Numerical Simulation of Impact Cratering and Induced Seismic Waves in Sand Targets

TL;DR

This work presents a sand-target SPH model with a granular EOS to simulate low-velocity impact cratering and the associated seismic waves in regolith-like targets. By validating against measured sound speeds, crater radii, and π-scaling exponents, the authors demonstrate that friction, porosity, and pressure-dependent stiffness govern crater formation and seismic responses in subsonic regimes. They derive an analytical estimate for the seismic region radius and show how crater size and seismic signals scale with impact parameters, target properties, and resolution. The model provides a practical tool for predicting crater sizes on unknown small bodies and interpreting asteroid surface observations, while highlighting limitations due to the simplified EOS and absence of grain crushing at higher pressures.

Abstract

Impact cratering plays a crucial role in shaping the surfaces of small bodies, satellites, and planets, providing insights into their formation and the history of the Solar System. Small bodies are often covered with low-cohesion regolith. Using sand as a model of regolith, we constructed a numerical model for simulating impact on a sand target to investigate the mechanisms of crater formation and impact-induced seismic waves.

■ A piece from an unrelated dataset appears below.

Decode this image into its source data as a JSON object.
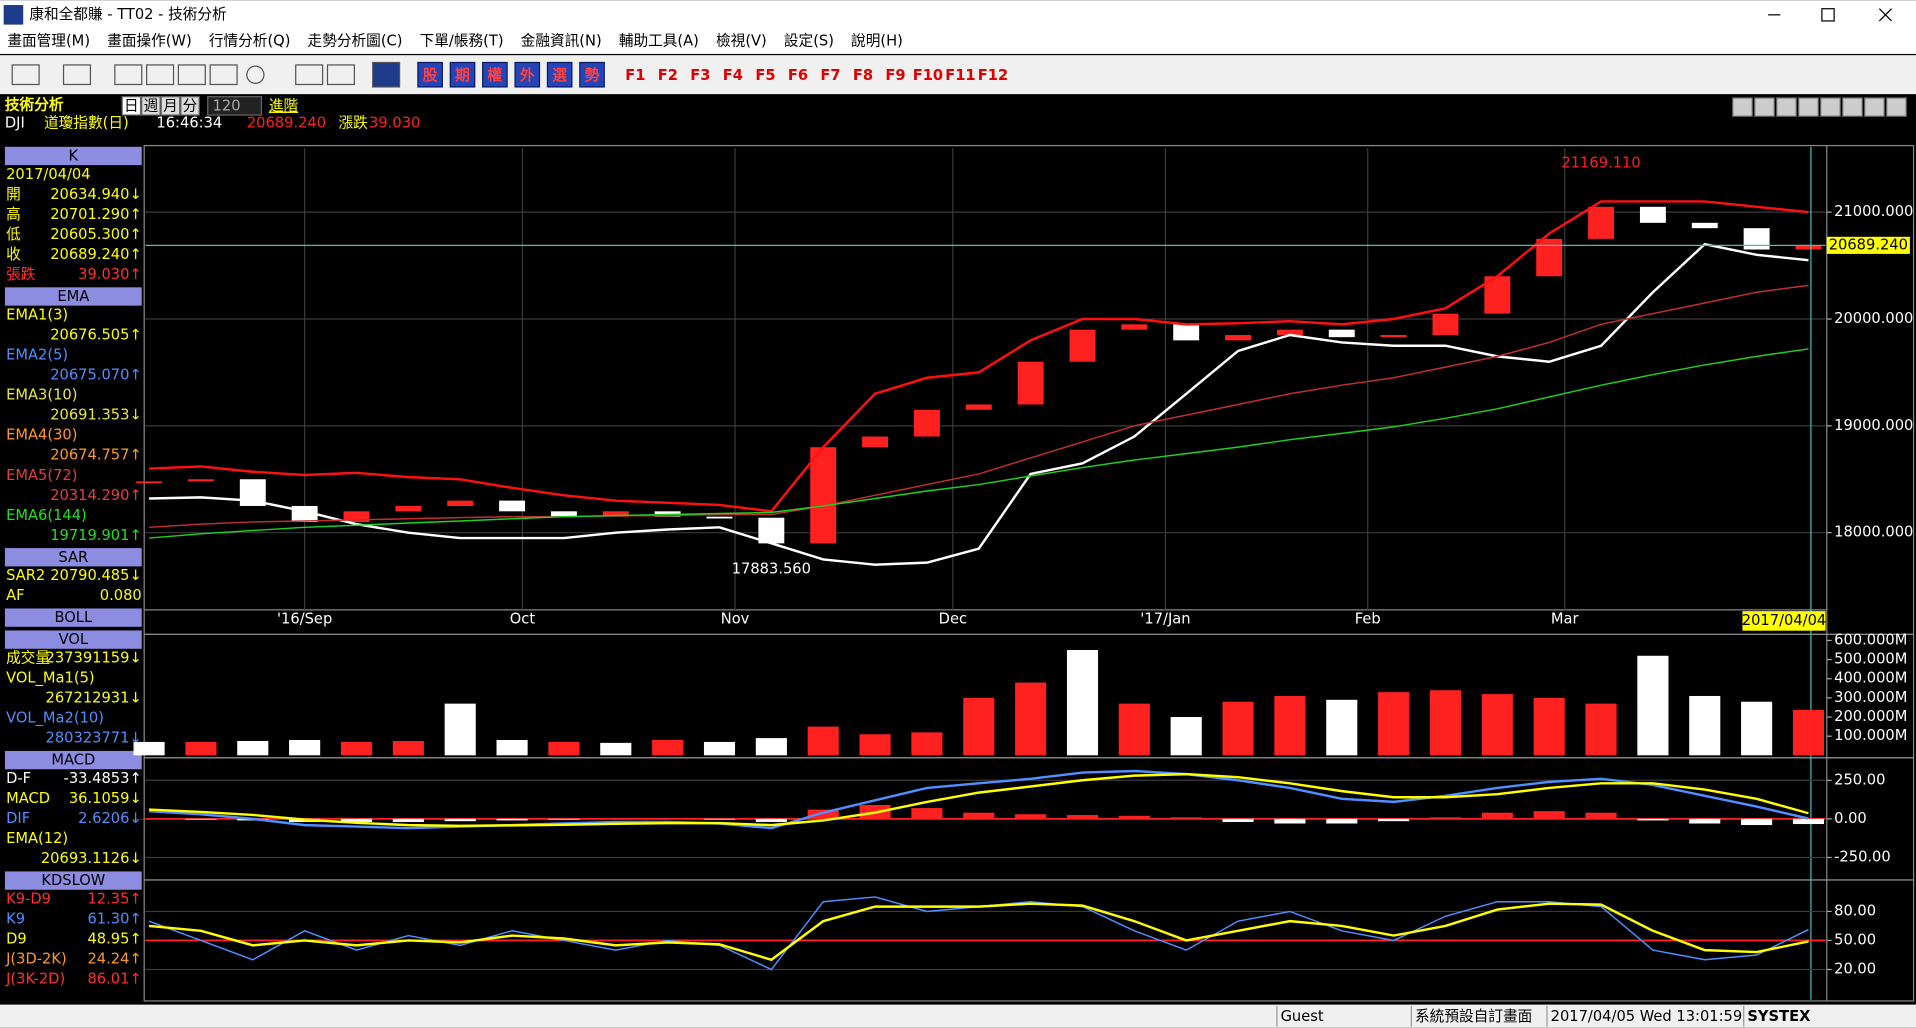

Soda-lime glass and quartz sand targets were used for comparison. The developed sand model successfully reproduced the sound velocity measured in an experimental study. Using the new sand model, the crater formation was simulated using Smoothed Particle Hydrodynamics with a material strength parameter. The crater radius and $π$-scaling law derived from the numerical simulation were consistent with the experimental study. The vertical acceleration around the surface of the crater was consistent with the experimentally measured acceleration for the impact-induced seismic wave. The developed model can provide insight for predicting the size of craters on unknown small bodies.

Figures (13)

• Figure 1: Sound velocity as a function of confining pressure. The colors represent the materials: purple is soda-lime glass beads, and green is quartz sand. The solid and dashed lines are the longitudinal and transverse wave velocities, respectively.
• Figure 2: Snapshots of crater formation. This simulation corresponds to RUN 1 in Table \ref{['tab:sims']}. The color contour represents the pressure. Dark-blue indicates a the pressure lower than 100 Pa.
• Figure 3: Pressure (upper panel) and velocity (lower panel) distribution for Run 1 at 3 ms. The color bar shows the pressure and absolute value of the velocity, respectively.
• Figure 4: Snapshots of the crater profile for RUN 1. The red line shows the crater profile. The profile shows a cross-section between $y=-0.05$. to $y=0.05$. Particles visible at the center are residual projectile fragments.
• Figure 5: Relationship for $\pi$-scaling law. The red line shows the crater profile. Filled red and blue symbols indicate SPH simulations for soda-lime glass and quartz, respectively. Black lines with open red and blue symbols are the analytical solution calculated using Eq. \ref{['ldcrater']} multiplied by 0.1. Purple and green symbols indicate experimental results reported by Yasui2015 for soda-lime glass (Y15) and Matsue2020 for quartz (M20), respectively.